Ce à quoi j'étais tout à fait disposé, cela ne faisait aucun doute !
Je laissai en hâte le prix de ma consommation dans la soucoupe avec quelque pourboire, mis mon canotier, empoignai ma canne et me levai pour la suivre. Elle portait une robe à la mode, à taille resserrée, qui lui moulait les hanches et les fesses, auxquelles dans sa marche elle imprimait un va et vient très suggestif. Sous l'ample capeline chargée de fleurs et de fruits, apparaissaient ses cheveux châtains ramassés en un impeccable chignon. Elle avançait à petits pas, à cause de l'étroitesse de son vêtement, et celui-ci laissait voir des pieds menus dans des bottines de daim à talon haut. Pour l'instant, j'en étais réduit à imaginer son visage, mais une telle silhouette ne pouvait être démentie.
J'avais mordu à l'hameçon et elle me ramenait à ses trousses sans se retourner le moins du monde, consciente de son incroyable pouvoir d'attraction. Elle me promena ainsi de par la ville pendant une demi-heure et j'avais l'impression que tout le monde nous observait. Nous arrivâmes sous les arcades de la Plaza Mayor et l'espace de quelques secondes, avalée par l'ombre qui règne du côté nord le matin et par la foule de midi, je la perdis de vue.

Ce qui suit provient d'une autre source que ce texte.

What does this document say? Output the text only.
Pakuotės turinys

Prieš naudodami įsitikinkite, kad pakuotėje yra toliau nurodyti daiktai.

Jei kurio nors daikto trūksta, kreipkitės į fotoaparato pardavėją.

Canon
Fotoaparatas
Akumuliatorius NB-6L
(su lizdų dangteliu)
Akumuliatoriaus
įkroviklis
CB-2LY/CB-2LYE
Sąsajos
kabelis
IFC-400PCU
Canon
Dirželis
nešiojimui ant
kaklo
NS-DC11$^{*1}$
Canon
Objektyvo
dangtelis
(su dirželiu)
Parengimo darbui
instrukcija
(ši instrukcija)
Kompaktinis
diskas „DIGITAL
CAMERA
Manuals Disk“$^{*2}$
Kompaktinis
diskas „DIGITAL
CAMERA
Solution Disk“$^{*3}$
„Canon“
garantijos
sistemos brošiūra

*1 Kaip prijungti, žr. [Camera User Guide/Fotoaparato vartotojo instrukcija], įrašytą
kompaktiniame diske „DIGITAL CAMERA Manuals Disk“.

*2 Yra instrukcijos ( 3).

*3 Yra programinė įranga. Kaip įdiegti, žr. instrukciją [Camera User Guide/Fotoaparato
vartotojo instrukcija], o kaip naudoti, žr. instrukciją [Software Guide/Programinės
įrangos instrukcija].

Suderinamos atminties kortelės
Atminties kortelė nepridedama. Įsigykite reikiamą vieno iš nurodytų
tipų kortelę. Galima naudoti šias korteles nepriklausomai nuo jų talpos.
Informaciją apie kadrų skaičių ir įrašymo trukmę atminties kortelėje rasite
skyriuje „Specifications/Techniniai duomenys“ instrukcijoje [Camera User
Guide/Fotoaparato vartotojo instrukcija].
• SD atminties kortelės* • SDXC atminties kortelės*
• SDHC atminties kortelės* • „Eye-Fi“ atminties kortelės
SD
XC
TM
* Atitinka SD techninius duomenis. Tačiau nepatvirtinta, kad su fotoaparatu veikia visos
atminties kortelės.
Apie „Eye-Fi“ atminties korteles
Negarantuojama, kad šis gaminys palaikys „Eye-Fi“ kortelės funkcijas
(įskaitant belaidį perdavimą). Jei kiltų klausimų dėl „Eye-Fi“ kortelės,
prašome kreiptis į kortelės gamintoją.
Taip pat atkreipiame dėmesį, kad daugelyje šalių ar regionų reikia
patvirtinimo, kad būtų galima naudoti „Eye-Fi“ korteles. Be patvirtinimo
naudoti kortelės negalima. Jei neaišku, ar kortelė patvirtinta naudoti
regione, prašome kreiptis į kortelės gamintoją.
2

Je décidai alors de traverser la place pour la devancer et me trouver nez à nez avec elle.
— Enfin ! me dit sa bouche cramoisie avec un exquis sourire tandis que je m'excusais de cette brutale rencontre.
Je sus alors que j'avais affaire avec une femme de caractère, qui devait faire valser les hommes au propre comme au figuré et, durant une fraction de seconde, je ne sus s'il valait mieux rester ou disparaître. Mais elle ne me laissa pas le temps de prendre une décision.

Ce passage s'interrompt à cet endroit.